Australia’s chef de mission Ian Chesterman described logistics amid the COVID-19 pandemic as a “huge challenge”.
“There is no doubt that organising a team to attend to these Games will be the most complex ever,” Chesterman told AAP.
“But why we are now so incredibly confident that the Games are proceeding is because the Japanese share the commitment to make it happen, so it’s really just something we have to deal with.”
Australia will send a team of about 480 athletes to Tokyo to contest 37 sports – likely to be the third biggest team at the Games behind hosts Japan and the USA.
The International Olympic Committee (IOC) and Tokyo Olympic organisers have issued guidelines for the entry and exit of athletes from the Games.
Athletes will fly in and out of Tokyo within days of their competition in a bid to reduce coronavirus risks.
“We now know that the IOC and the organisers are looking to minimise the numbers in the Olympic Village at any one time,” Chesterman said.

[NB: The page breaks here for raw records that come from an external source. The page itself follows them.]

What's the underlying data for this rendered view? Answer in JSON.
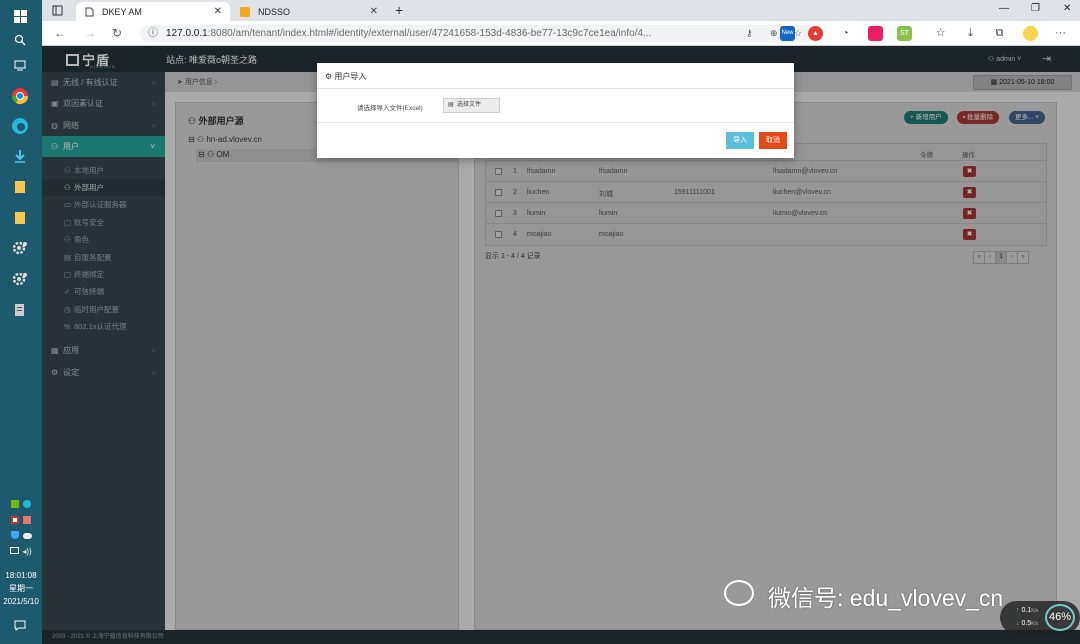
{
  "browser": {
    "tabs": [
      {
        "label": "DKEY AM"
      },
      {
        "label": "NDSSO"
      }
    ],
    "url_host": "127.0.0.1",
    "url_path": ":8080/am/tenant/index.html#/identity/external/user/47241658-153d-4836-be77-13c9c7ce1ea/info/4...",
    "ext_new": "New",
    "ext_st": "ST"
  },
  "taskbar": {
    "time": "18:01:08",
    "weekday": "星期一",
    "date": "2021/5/10"
  },
  "header": {
    "logo": "宁盾",
    "logo_sub": "NINGDUN",
    "site": "站点: 唯爱薇o朝圣之路",
    "admin": "admin"
  },
  "sidebar": {
    "items": [
      {
        "label": "无线 / 有线认证"
      },
      {
        "label": "双因素认证"
      },
      {
        "label": "网络"
      },
      {
        "label": "用户"
      }
    ],
    "subs": [
      {
        "label": "本地用户"
      },
      {
        "label": "外部用户"
      },
      {
        "label": "外部认证服务器"
      },
      {
        "label": "账号安全"
      },
      {
        "label": "角色"
      },
      {
        "label": "自服务配置"
      },
      {
        "label": "终端绑定"
      },
      {
        "label": "可信终端"
      },
      {
        "label": "临时用户配置"
      },
      {
        "label": "802.1x认证代理"
      }
    ],
    "bottom": [
      {
        "label": "应用"
      },
      {
        "label": "设定"
      }
    ]
  },
  "breadcrumb": "用户信息",
  "date_display": "2021-05-10 18:00",
  "left_panel": {
    "title": "外部用户源",
    "tree": [
      {
        "label": "hn-ad.vlovev.cn"
      },
      {
        "label": "OM"
      }
    ]
  },
  "right_panel": {
    "buttons": {
      "new_user": "+ 新增用户",
      "batch_delete": "批量删除",
      "more": "更多..."
    },
    "headers": {
      "token": "令牌",
      "ops": "操作"
    },
    "rows": [
      {
        "no": "1",
        "username": "lfsadamn",
        "name": "lfsadamn",
        "phone": "",
        "email": "lfsadamn@vlovev.cn"
      },
      {
        "no": "2",
        "username": "liuchen",
        "name": "刘城",
        "phone": "15911111001",
        "email": "liuchen@vlovev.cn"
      },
      {
        "no": "3",
        "username": "liumin",
        "name": "liumin",
        "phone": "",
        "email": "liumin@vlovev.cn"
      },
      {
        "no": "4",
        "username": "moajiao",
        "name": "moajiao",
        "phone": "",
        "email": ""
      }
    ],
    "summary": "显示 1 - 4 / 4 记录",
    "pager": [
      "«",
      "‹",
      "1",
      "›",
      "»"
    ]
  },
  "modal": {
    "title": "用户导入",
    "file_label": "请选择导入文件(Excel)",
    "file_button": "选择文件",
    "import": "导入",
    "cancel": "取消"
  },
  "footer": "2009 - 2021 © 上海宁盾信息科技有限公司",
  "watermark": "微信号: edu_vlovev_cn",
  "netmon": {
    "up": "0.1",
    "down": "0.5",
    "unit": "K/s",
    "percent": "46%"
  },
  "colors": {
    "accent": "#26a69a",
    "danger": "#e64a19",
    "info": "#5bc0de"
  }
}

He expected more specifics around coronavirus testing protocols, travel and restrictions in Tokyo to be announced by organisers in January.
“We won’t be rushing into a formal policy … because we want to wait and hear what the COVID countermeasures are,” Chesterman said.
“It’s very clear that we’re all going into an environment which we haven’t dealt with before.
“If there’s a mass rollout of vaccines before the Games it will obviously improve things considerably in terms of just minimising the risk of the impact of COVID during the Games.”
In Project Wagasa, the AOC will partner with Aspen Medical which will provide specialist health advice in three phases.
The first phase will include risk assessment checklists for national sports federations sending athletes to international qualifying events.
Phase two would focus on minimising COVID transmission at pre-Games training camps while the final phase would centre on protocols to minimise transmissions within the Australian team while travelling to and from Tokyo.